Urban policy interventions in 2019

Urban policymaking in 2019 addressed some key areas which could help improve the quality of life by a good measure

Among several initiatives announced in India in 2019 was firstly the one related to water conservation. This is of particular significance given that some cities have gone through unprecedented water crises. In Chennai, for example, emergency measures had to be undertaken to provide some minimum water to residents. NITI Aayog in a report in June 2018 said that 600 million people of India face high to severe water stress. Alongside were recurring press reports which said that many large cities were running out of groundwater. In this context, Jal Shakti Abhiyaan was launched. During the monsoon (and retreating monsoon)months, several interventions in five areas namely water conservation and RWH, Renovation of water bodies, Reuse and recharge structures, Watershed development, and Intensive afforestation were to be undertaken in select water-stressed districts.

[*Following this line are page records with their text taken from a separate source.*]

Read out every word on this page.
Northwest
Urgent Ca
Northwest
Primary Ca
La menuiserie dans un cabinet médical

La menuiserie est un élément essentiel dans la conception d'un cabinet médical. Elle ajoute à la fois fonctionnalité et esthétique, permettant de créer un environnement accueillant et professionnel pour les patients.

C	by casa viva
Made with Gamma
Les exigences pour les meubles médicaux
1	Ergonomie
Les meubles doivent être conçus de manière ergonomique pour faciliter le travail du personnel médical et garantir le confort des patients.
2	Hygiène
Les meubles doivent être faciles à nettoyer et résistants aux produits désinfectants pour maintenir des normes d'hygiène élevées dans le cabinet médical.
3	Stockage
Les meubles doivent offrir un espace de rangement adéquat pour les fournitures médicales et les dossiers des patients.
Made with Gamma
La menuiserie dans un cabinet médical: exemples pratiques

The year saw droughts, excess rains, extended rains, downpours – all in one season. It is therefore imperative to put in place appropriate water management measures to secure supply for human needs as also for agriculture which is largely are rain-fed, and industry. The Prime Minister has personally focused on the subject through platforms such as Mann Ki Baat to build awareness. On the urban front, there is need to focus on reuse and recycling through a host of measures. On the agriculture side, there is big scope for sustainable water use and crop choice. The programme on water conservation needs to be carried through and accelerated in the coming year and beyond. It needs to evolve into a mass movement on the lines of Swachh
Bharat Abhiyan.
Another important policy initiative which was spoken about but not fully rolled out was the ban on single-use plastic. The hazards of plastic waste to human life and the environment are now well known. In India, several states and local governments have announced bans on some kinds of plastic and thermocol; implementation though has been less than optimal and results unclear. While the national ban on single-use plastic was expected to be implemented from October 2 with the aim of ridding the country of such plastic by October of 2022, the announcement has been delayed possibly due to concerns about its effect on the economy. However, it is quite likely to come about soon, once we have greater momentum in discovering alternate materials, especially for packaging. Innovation and leadership are very important in this process.
Safety on our streets is a big priority and action was taken by amending the Motor Vehicle Rules. The amended rules came into effect from September 2019. These hiked the fines and penalties for road rules violation by a big measure. For example driving without a license would now entail a fine of Rs 5000 as against Rs 500 earlier. Other violations invite similar steep fines. However, many states are yet to implement these new rules, while some have watered down the fines to lower levels. Road fatalities are often due to careless driving, and higher penalties are a way of reducing such tragic loss of lives.
We trust some of these policy measures can be implemented fully in the year to come and lead to more livable cities. In this issue of Urban Update, we look at some aspects of urban policy making in the year gone by and what we could possibly expect in the year to come. Urban Update wishes all readers a very happy, healthy and prosperous new year.